Many people don't know what type 2 diabetes is or why doctors are interested in their blood sugar levels. In diabetes, the hormone insulin, made by your pancreas, isn't used properly. Insulin allows your body to use sugar and other food for energy. Blood sugar rises when there isn't enough insulin. It also rises when your body's cells are unable to use what is there.
In type 2 diabetes, your pancreas either does not make enough insulin or your body’s cells aren’t properly using the insulin. This is called insulin resistance. When blood sugar is raised over and over again, the risk of heart attack and stroke increase by up to 4 times. It also greatly raises the risk for kidney disease, along with possible loss of a leg from poor circulation, blindness, and other disorders. Type 2 diabetes is usually diagnosed later in life.

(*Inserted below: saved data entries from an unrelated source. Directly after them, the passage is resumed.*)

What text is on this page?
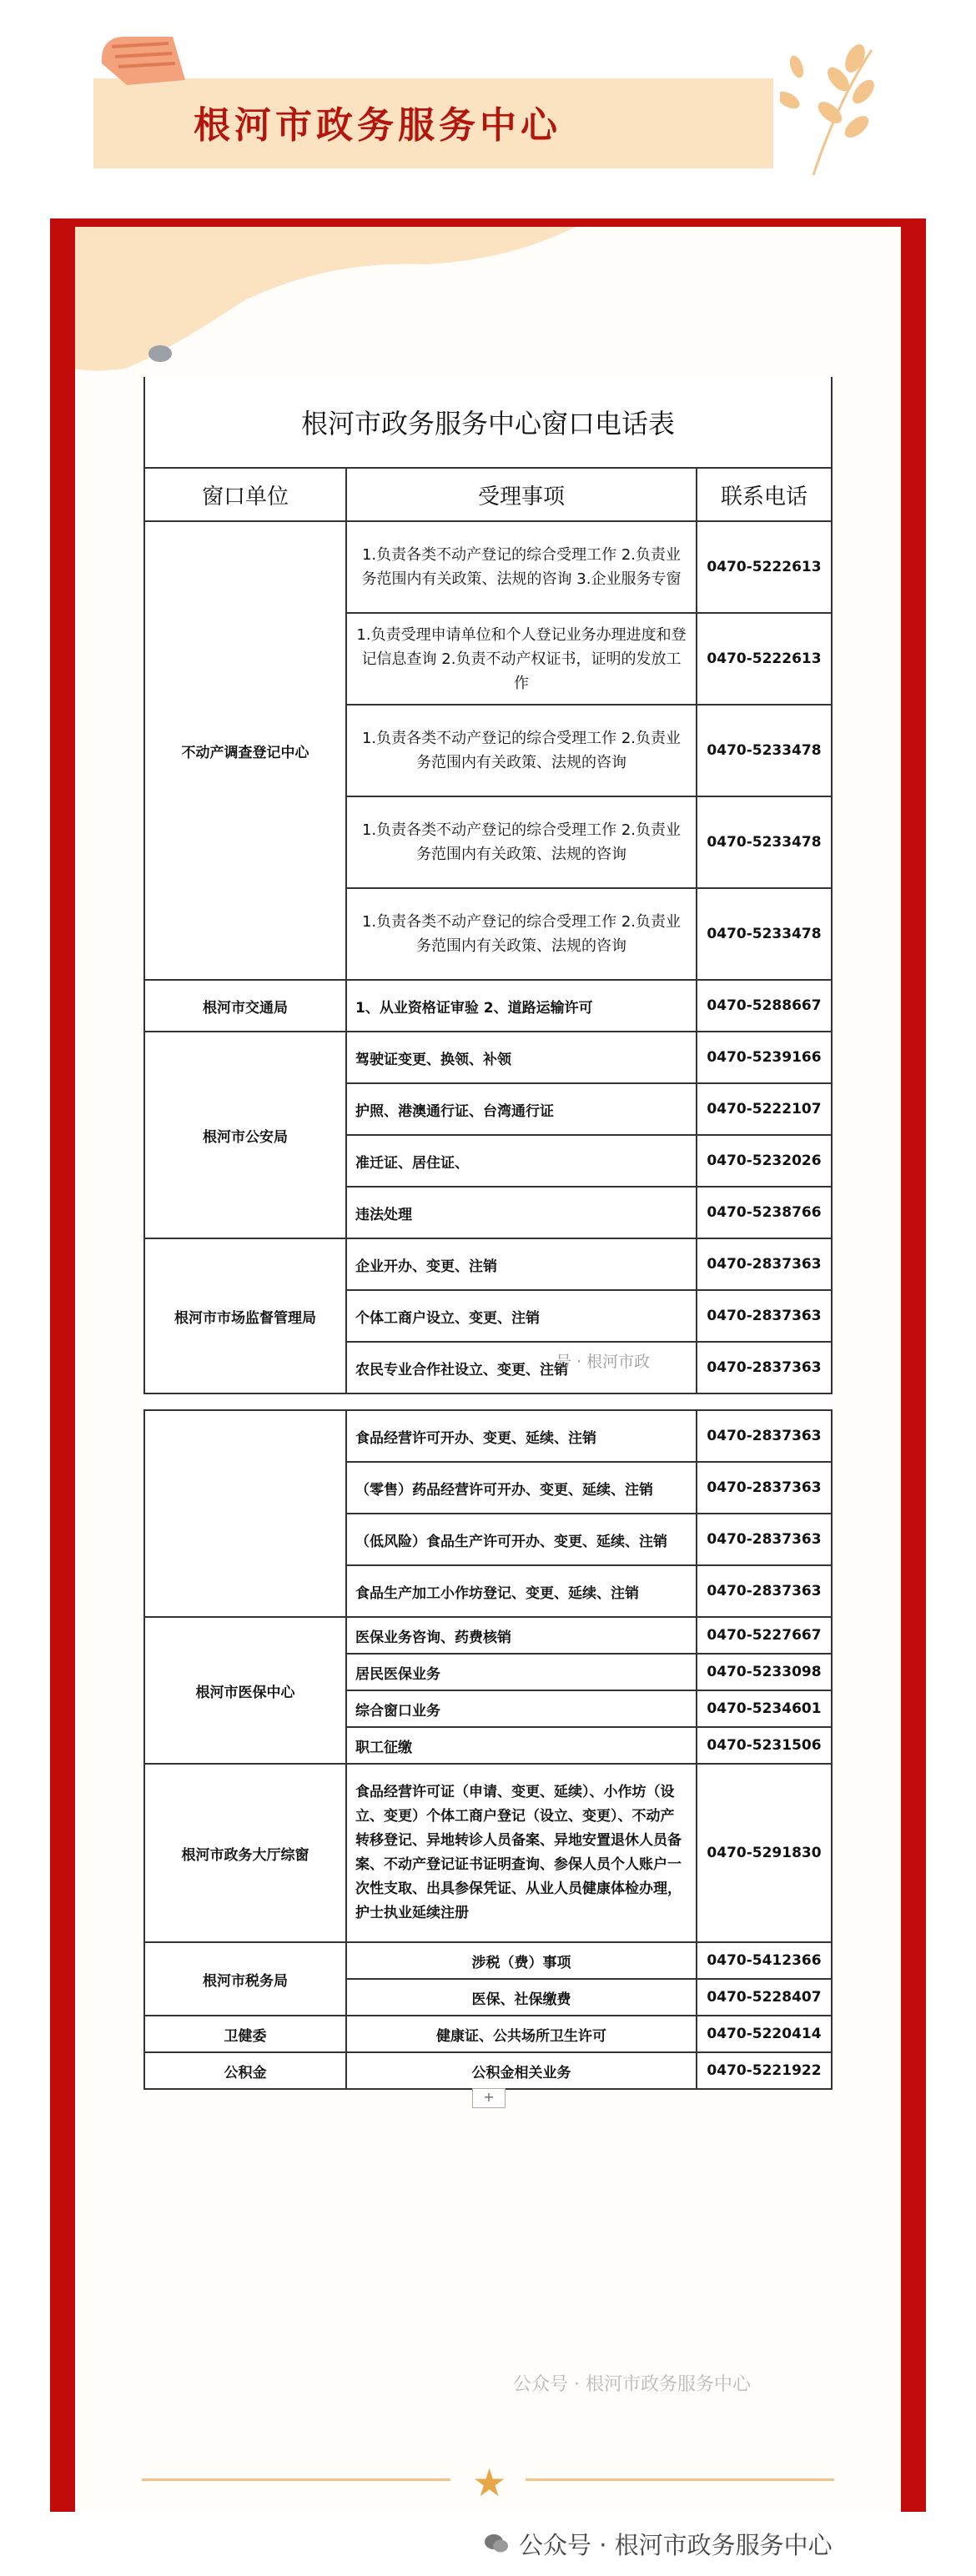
根河市政务服务中心
根河市政务服务中心窗口电话表		
窗口单位	受理事项	联系电话
不动产调查登记中心	1.负责各类不动产登记的综合受理工作 2.负责业务范围内有关政策、法规的咨询 3.企业服务专窗	0470-5222613
	1.负责受理申请单位和个人登记业务办理进度和登记信息查询 2.负责不动产权证书，证明的发放工作	0470-5222613
	1.负责各类不动产登记的综合受理工作 2.负责业务范围内有关政策、法规的咨询	0470-5233478
	1.负责各类不动产登记的综合受理工作 2.负责业务范围内有关政策、法规的咨询	0470-5233478
	1.负责各类不动产登记的综合受理工作 2.负责业务范围内有关政策、法规的咨询	0470-5233478
根河市交通局	1、从业资格证审验 2、道路运输许可	0470-5288667
根河市公安局	驾驶证变更、换领、补领	0470-5239166
	护照、港澳通行证、台湾通行证	0470-5222107
	准迁证、居住证、	0470-5232026
	违法处理	0470-5238766
根河市市场监督管理局	企业开办、变更、注销	0470-2837363
	个体工商户设立、变更、注销	0470-2837363
	农民专业合作社设立、变更、注销	0470-2837363
号 · 根河市政
	食品经营许可开办、变更、延续、注销	0470-2837363
	（零售）药品经营许可开办、变更、延续、注销	0470-2837363
	（低风险）食品生产许可开办、变更、延续、注销	0470-2837363
	食品生产加工小作坊登记、变更、延续、注销	0470-2837363
根河市医保中心	医保业务咨询、药费核销	0470-5227667
	居民医保业务	0470-5233098
	综合窗口业务	0470-5234601
	职工征缴	0470-5231506
根河市政务大厅综窗	食品经营许可证（申请、变更、延续）、小作坊（设立、变更）个体工商户登记（设立、变更）、不动产转移登记、异地转诊人员备案、异地安置退休人员备案、不动产登记证书证明查询、参保人员个人账户一次性支取、出具参保凭证、从业人员健康体检办理，护士执业延续注册	0470-5291830
根河市税务局	涉税（费）事项	0470-5412366
	医保、社保缴费	0470-5228407
卫健委	健康证、公共场所卫生许可	0470-5220414
公积金	公积金相关业务	0470-5221922
+
公众号 · 根河市政务服务中心
★
公众号 · 根河市政务服务中心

In an alarming trend, we're diagnosing many teens with this type of diabetes. This was almost unheard of 20 years ago. This is thought to be directly related to being extremely overweight, poor diet, and lack of exercise. The American Diabetes Association (ADA) recommends type 2 diabetes screening for children and teens who are overweight and have at least 2 of these risk factors: a family history of diabetes, in a high-risk ethnic group, or have their health care provider see signs of insulin resistance.
It's always best to find diabetes before symptoms begin. But watch for these symptoms: extreme tiredness, intense thirst, frequent urination, sores that don't heal, accidental weight loss, and on-and-off blurry vision.
According to the ADA, if you're 45 or older and you don’t have risk factors for diabetes, you should get screened every 3 years. If you have risk factors for diabetes, you may need screening tests more often. If you're under 45, you don't need routine screening unless you are overweight or obese, and have another of the risk factors for diabetes.
Risk factors for type 2 diabetes are:
Being older than 45 years
Being over weight or obese (body mass index of 25 or higher)
Having parents or siblings who have diabetes
High blood pressure (140/90 mmHg or higher in adults)
HDL (good) cholesterol of less than 35 mg/dL and/or a triglyceride level of 250 mg/dL or higher
A inactive lifestyle
High-risk race/ethnicity (African-American, Alaska Native, Hispanic American, American Indian, Asian American, or Pacific Islander)
Previously elevated blood sugar test
Having had diabetes during pregnancy or giving birth to a baby weighing more than 9 pounds at birth
Having polycystic ovarian syndrome
Having a history of heart disease
The ADA now recommends the A1C test for use in the diagnosis of prediabetes and diabetes. The A1C estimates the average blood glucose levels over the previous 3-month period. An A1C level of around 5% is considered normal. An A1C of 6.5% or above shows diabetes.
The A1C test is not more accurate than the fasting plasma glucose test and the 2-hour oral glucose tolerance test. The difference is the AIC test does not require fasting, so it can be measured at any time of the day. Experts hope the convenience of A1C will result in more testing for people who are at risk for diabetes or prediabetes. This would help reduce the number of people with undiagnosed diabetes in the U.S.